As reações na classe política estão se multiplicando. À esquerda, vários responsáveis acreditam que esta condenação põe em causa a legitimidade de Marine Le Pen para concorrer ao Eliseu.
“Podemos considerar que, quando formos condenados pelos tribunais por desvio de fundos públicos, temos legitimidade para ser presidente da República?”pergunta o primeiro secretário do Partido Socialista, Olivier Fauré.
“O que ainda acho bastante complicado é que ela é candidata nas eleições presidenciais – independentemente de ter interposto recurso de cassação ou não – mas depois de ter sido condenada em primeira instância e em recurso por desvio de fundos públicos. lembra Marine Tondelier, Secretária Nacional de Ecologistas.
À direita, Edouard Philippe, também anunciado como candidato às eleições presidenciais à frente do seu partido Horizontes, acredita que a entrada de Marine Le Pen na campanha permitirá que o debate regresse à arena política e não à judicial.

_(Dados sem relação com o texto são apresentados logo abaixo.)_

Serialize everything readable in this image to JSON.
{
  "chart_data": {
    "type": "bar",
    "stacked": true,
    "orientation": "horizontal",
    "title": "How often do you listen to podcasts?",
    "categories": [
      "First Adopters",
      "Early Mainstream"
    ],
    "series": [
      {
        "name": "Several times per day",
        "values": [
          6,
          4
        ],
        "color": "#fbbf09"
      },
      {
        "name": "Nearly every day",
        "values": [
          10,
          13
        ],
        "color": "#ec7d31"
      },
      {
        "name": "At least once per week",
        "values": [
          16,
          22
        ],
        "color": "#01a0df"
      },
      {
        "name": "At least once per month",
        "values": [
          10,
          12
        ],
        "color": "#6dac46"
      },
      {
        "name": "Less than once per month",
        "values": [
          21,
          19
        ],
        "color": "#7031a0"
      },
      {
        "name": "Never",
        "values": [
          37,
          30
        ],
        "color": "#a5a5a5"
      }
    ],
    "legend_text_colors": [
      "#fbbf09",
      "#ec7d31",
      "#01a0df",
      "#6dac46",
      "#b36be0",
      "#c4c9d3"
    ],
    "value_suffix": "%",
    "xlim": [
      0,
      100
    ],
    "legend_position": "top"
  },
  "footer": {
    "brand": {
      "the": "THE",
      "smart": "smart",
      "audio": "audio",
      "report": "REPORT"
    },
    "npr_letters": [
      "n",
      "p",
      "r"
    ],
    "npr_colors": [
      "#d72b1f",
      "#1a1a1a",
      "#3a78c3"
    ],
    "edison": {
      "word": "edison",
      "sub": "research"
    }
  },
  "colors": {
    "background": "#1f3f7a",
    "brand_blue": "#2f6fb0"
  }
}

“Pessoalmente, prefiro intervir e vencer Madame Le Pen nas urnas, em vez de vê-la desaparecer por causa de uma decisão judicial.”ele observa.
E entre a população, o anúncio desta candidatura provoca reações contrastantes.
Alguns criticam a falta de caráter exemplar do líder do RN. “Não estou surpreso, mas não estou nervoso. Defendemos políticos exemplares e aqui não estamos lá.”avalia um espectador.
“Eles estão numa lógica em que ela é vítima de um sistema, uma fênix que renascerá das cinzas. Só ouvimos isso há 24 horas. condena outro.
Em contrapartida, alguns apoiam a sua candidatura. “Quanto mais candidatos houver, mais opções haverá. E eu gosto dele.” diz um terceiro entrevistado.
Ao viajar para La Fleche, cidade conquistada pelo RN nas eleições municipais de março passado, Marine Le Pen teve de interromper a sua caminhada, interrompida pela mobilização de cerca de sessenta opositores.